Per capire di cosa stiamo parlando.
Prima di tutto riportiamo la definizione della Treccani per la parola museo:
“Raccolta di opere d’arte, o di oggetti aventi interesse storico-scientifico, etno-antropologico e culturale; anche, l’edificio destinato a ospitarli, a conservarli e a valorizzarli per la fruizione pubblica, spesso dotato di apposito corredo didattico…..” e nella definizione dei vari tipo di museo: “.. musei storici, contenenti documenti e cimelî d’interesse per la storia civile e politica;..”.

Poi facciamo un salto a Berlino, dove è nato il nazismo, ispiratore, fratello e commilitone del fascismo italiano.

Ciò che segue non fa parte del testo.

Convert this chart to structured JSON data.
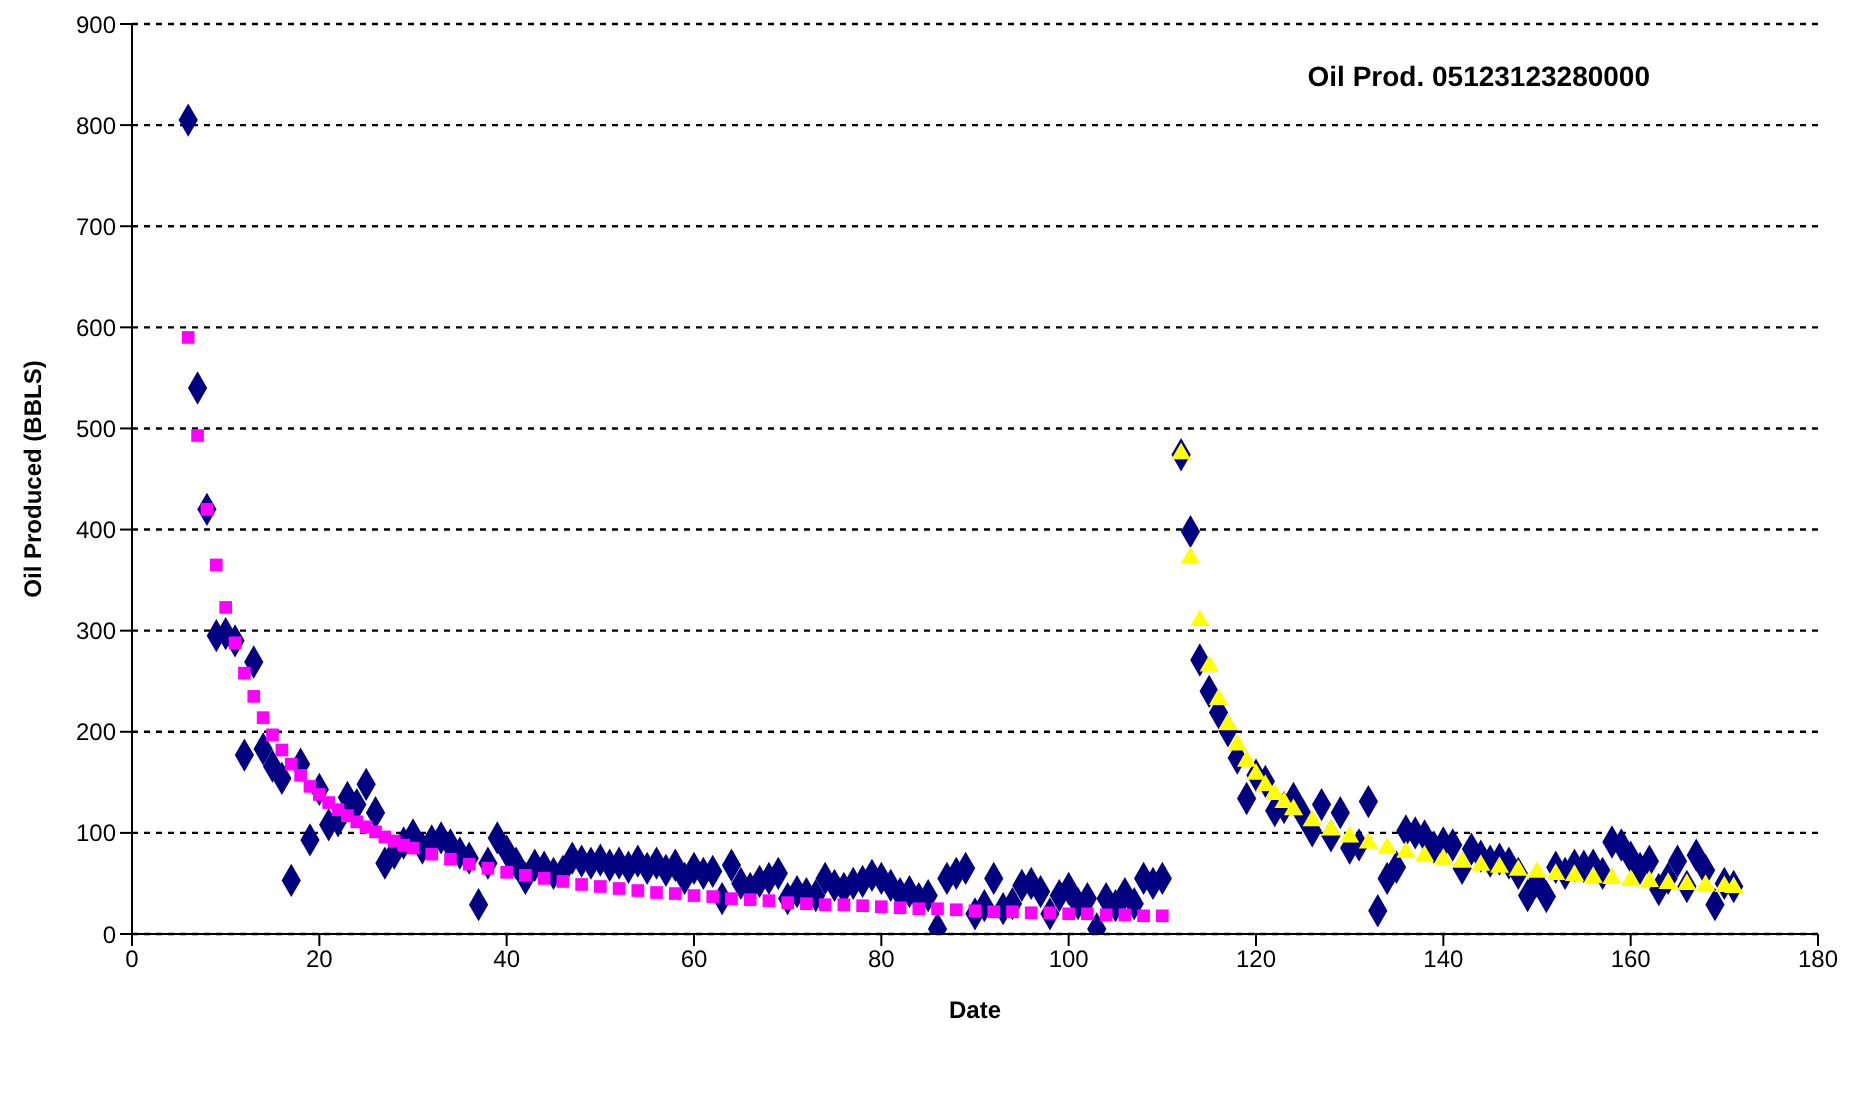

E’ notorio che il nazismo fu decisamente più truce e tragico del fascismo, e la sua eliminazione comportò sostanzialmente l’eliminazione di un Paese, anche in senso fisico, e il passaggio da due Germanie, DDR e RFT, fino alla caduta del muro di Berlino per arrivare alla Germania odierna, motore determinante della nostra democrazia ed economia in Ue e non solo (2).
A Berlino ci sono musei sul nazismo di tutti i tipi: da quelli che mostrano le atrocità, a quelli puramente storici. Tutti fatti con dovizia di particolari e informazioni che calano il visitatore dentro la realtà storica e politica. Alcuni dei più famosi: Museo Storico tedesco, Museo della storia di Berlino, lo Schwerbelastungskörper, il Museo delle Spie, i vari bunker in tutta la città compreso il giardino dove sorgeva quello di Hitler. Musei a cui si affiancano quello ebraico, delle varie vittime del nazismo come omosessuali e rom e sinti e tutti i musei dei vari campi di sterminio raggiungibili anche con la metropolitana dal centro della città. Insomma sono stati quello che sono stati e se lo raccontano e lo raccontano al resto del mondo.

Torniamo al nostro paventato museo romano sul fascismo.
Cosa c’è da non far sapere? Immaginiamo che tutti, pure i più virulenti antifascisti che si oppongono alla sua realizzazione, risponderanno: niente. Il problema sorge quando si deve capir come far conoscere questi fatti. Virtù culturale indica che dovrebbe essere il metodo museale con cui si parla della storia: che quando ha a che fare con narrazioni tragiche, non richiede necessariamente la condanna continua di queste tragedie, ma sono i fatti tragici in sé che dovrebbero stimolare il giudizio dell’osservatore. Ma questo metodo non piace alla Sindaca di Roma e a tutti quelli che, in diverse occasioni anche istituzionali, ci ricordano che siamo una repubblica antifascista, anche quando apostrofano i deliri anti-immigrati e sovranisti di alcuni esponenti di alcune destre. Metodo che induce a dire che del diavolo non se ne deve parlare, non bisogna farlo conoscere, anche se tutto il nostro Paese fino al 1943 andava a braccetto con questo diavolo. Un colpo di spugna e tutti allegri e contenti?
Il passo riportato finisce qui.